Brian Harvey

Personal information
- Date of birth: 12 January 1947
- Place of birth: Liverpool, England
- Date of death: 13 January 2023 (aged 76)
- Place of death: Oklahoma City, U.S.
- Position: Midfielder

Youth career
- 1963: Sheffield Wednesday

Senior career*
- Years: Team / Apps / (Gls)
- 1964–1965: Chester / 1 / (0)
- South Coast United
- 1968–1970: Dallas Tornado / 45 / (4)
- 1971–1973: Caroline Hill
- 1973–1974: Kwong Wah
- 1974: Melbourne Hakoah
- 1974–1977: Urban Services

Managerial career
- ????–1977: Urban Services (player-coach)
- 1982–1984: Oklahoma City Slickers
- 1985: Tulsa Tornados
- 1986–????: Oklahoma City Stars
- 1990–1992: Oklahoma City Spirit

= Brian Harvey (footballer, born 1947) =

English footballer and American collegiate soccer coach

Brian Harvey (12 January 1947 – 13 January 2023) was an English footballer. He was the brother of once-capped England man Colin Harvey.

==Player==
Harvey played one game for Chester during the 1964–1965 season. In 1966, he graduated from St. Bonaventure. A member of the Dallas Tornado World Tour in 1967-1968, he then moved to the United States where he signed with the Dallas Tornado of the North American Soccer League. He then embarked on a career playing in Australia. In September 1971, he moved to Hong Kong to play for Caroline Hill.

==Manager==
In 1982, Harvey became the head coach of Oklahoma City Slickers, playing in the American Soccer League.
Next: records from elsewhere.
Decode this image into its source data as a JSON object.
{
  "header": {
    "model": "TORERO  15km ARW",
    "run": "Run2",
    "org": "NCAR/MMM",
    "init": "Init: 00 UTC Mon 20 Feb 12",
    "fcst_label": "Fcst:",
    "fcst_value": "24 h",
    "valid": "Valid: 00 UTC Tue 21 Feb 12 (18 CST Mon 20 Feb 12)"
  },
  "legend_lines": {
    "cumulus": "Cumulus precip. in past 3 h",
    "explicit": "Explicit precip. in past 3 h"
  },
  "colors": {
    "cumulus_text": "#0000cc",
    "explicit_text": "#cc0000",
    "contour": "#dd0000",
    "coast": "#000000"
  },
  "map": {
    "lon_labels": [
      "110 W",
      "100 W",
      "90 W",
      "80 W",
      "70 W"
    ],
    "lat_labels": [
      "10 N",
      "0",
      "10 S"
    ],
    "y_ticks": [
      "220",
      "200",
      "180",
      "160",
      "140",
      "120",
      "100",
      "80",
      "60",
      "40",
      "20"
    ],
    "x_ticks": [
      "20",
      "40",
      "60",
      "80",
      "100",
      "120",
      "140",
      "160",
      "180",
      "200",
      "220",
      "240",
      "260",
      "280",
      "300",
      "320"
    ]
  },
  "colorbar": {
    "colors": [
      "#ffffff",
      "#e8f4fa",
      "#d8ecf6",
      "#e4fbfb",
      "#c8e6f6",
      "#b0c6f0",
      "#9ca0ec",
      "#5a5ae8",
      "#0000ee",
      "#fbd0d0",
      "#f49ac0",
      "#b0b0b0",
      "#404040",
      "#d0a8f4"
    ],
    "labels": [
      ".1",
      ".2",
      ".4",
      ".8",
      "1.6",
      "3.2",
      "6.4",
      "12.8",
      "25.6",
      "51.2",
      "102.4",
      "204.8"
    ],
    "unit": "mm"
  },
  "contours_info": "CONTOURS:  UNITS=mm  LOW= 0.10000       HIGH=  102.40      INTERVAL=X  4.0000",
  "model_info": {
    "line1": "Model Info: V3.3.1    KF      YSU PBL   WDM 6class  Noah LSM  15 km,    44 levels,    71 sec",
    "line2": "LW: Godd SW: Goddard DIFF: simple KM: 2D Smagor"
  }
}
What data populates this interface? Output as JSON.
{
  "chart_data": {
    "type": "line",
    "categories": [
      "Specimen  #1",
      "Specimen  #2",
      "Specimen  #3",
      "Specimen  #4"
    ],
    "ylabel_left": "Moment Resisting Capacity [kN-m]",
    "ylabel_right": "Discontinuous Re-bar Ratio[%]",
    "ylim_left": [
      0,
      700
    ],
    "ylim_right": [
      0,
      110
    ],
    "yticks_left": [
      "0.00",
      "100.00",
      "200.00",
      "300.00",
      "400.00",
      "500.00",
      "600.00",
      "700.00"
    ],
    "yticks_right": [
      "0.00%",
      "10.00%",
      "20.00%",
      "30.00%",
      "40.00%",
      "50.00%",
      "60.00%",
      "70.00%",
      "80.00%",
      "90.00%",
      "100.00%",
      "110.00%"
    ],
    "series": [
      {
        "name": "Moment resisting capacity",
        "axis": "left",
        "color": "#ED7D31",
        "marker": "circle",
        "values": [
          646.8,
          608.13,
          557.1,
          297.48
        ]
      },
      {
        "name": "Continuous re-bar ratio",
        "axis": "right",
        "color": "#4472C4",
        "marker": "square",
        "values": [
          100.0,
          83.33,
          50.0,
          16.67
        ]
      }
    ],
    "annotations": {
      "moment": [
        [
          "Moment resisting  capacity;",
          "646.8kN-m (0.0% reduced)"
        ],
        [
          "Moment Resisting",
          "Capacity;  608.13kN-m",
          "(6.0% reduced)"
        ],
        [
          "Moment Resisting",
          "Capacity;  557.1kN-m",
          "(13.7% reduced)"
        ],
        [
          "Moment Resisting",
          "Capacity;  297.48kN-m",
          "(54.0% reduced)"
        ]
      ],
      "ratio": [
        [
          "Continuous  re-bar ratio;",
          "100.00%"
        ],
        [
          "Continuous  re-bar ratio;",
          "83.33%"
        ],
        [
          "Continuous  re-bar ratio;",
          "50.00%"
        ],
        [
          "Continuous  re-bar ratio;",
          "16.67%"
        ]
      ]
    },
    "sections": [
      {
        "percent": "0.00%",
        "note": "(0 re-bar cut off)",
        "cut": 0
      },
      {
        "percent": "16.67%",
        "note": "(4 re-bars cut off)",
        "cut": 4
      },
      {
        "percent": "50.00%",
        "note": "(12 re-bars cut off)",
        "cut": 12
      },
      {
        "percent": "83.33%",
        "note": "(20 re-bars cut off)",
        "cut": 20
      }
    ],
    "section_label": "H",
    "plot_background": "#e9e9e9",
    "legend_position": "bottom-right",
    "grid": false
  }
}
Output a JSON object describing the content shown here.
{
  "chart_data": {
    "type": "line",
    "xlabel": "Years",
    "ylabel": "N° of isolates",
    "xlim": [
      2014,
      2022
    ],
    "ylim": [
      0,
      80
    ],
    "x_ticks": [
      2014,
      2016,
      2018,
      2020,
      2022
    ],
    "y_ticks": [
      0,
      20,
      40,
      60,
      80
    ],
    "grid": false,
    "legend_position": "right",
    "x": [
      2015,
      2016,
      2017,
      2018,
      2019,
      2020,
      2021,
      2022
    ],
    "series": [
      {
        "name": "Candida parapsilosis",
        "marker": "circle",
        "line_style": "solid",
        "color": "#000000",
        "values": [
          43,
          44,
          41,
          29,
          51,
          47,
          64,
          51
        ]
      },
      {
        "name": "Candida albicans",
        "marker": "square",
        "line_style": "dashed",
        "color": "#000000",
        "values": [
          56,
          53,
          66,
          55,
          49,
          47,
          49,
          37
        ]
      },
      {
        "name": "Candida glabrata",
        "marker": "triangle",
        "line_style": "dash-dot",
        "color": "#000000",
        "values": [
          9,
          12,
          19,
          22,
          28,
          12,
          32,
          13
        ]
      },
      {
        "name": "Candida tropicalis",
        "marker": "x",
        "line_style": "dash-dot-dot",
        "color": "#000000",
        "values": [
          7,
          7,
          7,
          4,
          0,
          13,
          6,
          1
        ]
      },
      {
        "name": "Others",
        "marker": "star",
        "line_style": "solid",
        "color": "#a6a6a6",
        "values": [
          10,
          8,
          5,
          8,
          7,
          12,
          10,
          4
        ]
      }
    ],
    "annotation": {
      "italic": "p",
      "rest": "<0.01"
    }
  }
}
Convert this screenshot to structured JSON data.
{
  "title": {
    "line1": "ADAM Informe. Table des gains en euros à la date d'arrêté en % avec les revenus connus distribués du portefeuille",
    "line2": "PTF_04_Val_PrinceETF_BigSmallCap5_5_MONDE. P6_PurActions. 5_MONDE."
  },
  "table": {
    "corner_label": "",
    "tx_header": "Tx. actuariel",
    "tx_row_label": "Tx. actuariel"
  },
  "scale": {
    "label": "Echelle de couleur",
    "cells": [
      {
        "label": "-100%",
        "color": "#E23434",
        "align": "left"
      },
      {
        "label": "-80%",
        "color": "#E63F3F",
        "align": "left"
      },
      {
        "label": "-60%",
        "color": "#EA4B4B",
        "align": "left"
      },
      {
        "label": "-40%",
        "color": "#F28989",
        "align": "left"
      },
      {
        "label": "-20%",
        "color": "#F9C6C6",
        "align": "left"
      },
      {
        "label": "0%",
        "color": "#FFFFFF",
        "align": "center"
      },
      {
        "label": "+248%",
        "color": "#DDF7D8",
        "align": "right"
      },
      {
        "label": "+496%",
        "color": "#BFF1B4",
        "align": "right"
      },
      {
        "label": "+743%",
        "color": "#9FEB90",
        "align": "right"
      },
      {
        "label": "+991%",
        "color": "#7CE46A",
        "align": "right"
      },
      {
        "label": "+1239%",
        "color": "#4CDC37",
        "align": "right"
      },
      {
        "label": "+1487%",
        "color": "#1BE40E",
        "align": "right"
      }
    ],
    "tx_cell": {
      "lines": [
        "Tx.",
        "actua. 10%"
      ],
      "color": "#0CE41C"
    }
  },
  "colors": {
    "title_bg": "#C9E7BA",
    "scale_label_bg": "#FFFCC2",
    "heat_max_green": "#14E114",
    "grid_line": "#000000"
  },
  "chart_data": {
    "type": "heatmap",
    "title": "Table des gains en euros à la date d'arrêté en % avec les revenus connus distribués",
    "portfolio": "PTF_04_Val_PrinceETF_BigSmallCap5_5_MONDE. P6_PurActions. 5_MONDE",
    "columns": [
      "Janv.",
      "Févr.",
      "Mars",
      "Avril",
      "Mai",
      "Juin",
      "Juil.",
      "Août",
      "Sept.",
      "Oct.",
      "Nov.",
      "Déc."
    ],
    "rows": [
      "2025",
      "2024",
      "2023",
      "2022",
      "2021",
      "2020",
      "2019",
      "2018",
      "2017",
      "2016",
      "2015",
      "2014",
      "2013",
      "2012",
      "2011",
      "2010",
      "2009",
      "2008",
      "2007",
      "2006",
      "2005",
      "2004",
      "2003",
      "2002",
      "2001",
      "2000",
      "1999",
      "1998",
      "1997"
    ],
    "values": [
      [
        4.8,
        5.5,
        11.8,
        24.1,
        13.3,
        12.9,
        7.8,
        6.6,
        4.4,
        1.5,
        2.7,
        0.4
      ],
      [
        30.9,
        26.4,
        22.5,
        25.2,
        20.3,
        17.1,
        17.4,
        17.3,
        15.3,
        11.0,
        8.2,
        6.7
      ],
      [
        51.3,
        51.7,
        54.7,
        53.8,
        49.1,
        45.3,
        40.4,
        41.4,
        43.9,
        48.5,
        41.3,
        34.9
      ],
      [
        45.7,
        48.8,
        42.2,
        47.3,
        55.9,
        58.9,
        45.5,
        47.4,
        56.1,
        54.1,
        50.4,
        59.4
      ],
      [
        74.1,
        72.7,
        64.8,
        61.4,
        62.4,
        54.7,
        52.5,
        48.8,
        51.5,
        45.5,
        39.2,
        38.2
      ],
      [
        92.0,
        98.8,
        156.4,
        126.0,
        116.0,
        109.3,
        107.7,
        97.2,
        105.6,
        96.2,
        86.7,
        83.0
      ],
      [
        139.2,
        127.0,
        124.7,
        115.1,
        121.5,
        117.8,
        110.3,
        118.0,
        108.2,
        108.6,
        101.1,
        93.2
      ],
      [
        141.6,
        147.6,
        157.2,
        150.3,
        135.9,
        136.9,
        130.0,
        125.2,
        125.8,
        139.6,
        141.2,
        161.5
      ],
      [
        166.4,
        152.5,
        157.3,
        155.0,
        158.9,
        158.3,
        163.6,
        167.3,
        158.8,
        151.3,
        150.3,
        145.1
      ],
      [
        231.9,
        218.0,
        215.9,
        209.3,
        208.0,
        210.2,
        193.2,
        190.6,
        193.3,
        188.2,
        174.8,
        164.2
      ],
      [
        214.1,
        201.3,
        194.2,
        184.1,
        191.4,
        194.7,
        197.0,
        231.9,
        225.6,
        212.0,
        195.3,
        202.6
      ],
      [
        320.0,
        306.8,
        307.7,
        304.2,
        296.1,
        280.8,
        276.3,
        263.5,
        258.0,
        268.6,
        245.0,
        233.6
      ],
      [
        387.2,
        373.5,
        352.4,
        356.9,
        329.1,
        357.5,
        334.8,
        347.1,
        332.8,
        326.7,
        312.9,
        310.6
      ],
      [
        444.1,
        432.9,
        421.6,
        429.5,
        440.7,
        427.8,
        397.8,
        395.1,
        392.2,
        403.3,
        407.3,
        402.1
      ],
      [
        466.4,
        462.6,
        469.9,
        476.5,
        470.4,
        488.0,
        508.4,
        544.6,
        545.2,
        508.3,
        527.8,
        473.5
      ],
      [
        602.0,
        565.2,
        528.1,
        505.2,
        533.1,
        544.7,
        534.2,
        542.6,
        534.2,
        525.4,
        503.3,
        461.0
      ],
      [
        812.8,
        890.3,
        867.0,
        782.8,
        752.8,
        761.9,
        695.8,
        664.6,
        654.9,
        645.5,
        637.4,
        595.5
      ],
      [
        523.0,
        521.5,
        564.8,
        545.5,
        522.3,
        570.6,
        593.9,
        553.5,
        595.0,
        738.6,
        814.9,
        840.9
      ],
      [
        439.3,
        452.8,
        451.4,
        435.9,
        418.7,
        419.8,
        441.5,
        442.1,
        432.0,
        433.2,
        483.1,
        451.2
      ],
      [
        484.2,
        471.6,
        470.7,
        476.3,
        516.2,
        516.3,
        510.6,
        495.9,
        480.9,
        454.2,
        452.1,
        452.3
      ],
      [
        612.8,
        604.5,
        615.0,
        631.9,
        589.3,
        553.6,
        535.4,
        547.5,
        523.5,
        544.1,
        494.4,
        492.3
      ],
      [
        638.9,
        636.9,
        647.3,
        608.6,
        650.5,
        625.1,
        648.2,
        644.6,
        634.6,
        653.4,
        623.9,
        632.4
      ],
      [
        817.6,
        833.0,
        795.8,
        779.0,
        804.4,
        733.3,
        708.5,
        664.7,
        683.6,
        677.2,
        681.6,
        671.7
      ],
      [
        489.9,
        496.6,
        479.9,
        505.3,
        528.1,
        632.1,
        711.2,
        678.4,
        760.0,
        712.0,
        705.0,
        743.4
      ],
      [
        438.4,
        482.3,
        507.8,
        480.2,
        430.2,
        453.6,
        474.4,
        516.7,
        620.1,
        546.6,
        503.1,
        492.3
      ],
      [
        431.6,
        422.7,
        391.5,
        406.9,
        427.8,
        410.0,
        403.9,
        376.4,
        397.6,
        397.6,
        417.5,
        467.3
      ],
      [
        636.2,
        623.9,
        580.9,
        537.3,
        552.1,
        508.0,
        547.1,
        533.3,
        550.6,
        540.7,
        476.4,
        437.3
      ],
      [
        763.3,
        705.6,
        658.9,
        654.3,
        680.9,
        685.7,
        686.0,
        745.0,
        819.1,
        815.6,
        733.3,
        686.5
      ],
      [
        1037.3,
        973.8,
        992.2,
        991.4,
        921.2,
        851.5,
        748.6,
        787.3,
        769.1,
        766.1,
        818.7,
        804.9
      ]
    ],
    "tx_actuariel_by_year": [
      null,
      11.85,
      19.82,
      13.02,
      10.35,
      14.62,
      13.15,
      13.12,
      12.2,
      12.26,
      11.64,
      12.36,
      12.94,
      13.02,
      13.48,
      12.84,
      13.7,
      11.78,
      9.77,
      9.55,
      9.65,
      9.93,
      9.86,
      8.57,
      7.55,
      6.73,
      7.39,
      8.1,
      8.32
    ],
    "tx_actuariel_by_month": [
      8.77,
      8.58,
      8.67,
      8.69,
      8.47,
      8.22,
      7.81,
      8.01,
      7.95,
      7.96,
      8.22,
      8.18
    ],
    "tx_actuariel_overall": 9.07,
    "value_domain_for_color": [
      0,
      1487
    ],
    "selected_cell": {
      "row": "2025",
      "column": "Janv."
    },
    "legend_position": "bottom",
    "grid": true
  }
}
That season, he took the Slickers to the championship game and was named the 1982 Coach of the Year. In 1984, the Slickers moved to the United Soccer League where it played as the Oklahoma City Stampede. In 1985, the team moved to Tulsa, becoming the Tulsa Tornados. Harvey remained head coach for each of the team's four seasons. In 1986, Harvey established the men's soccer team at Oklahoma City University. In 1994, he began the women's soccer team.

==Personal life==
Brian Harvey was the brother of Colin Harvey, who played for and managed his hometown club Everton. Colin also represented Sheffield Wednesday, and received one cap for England.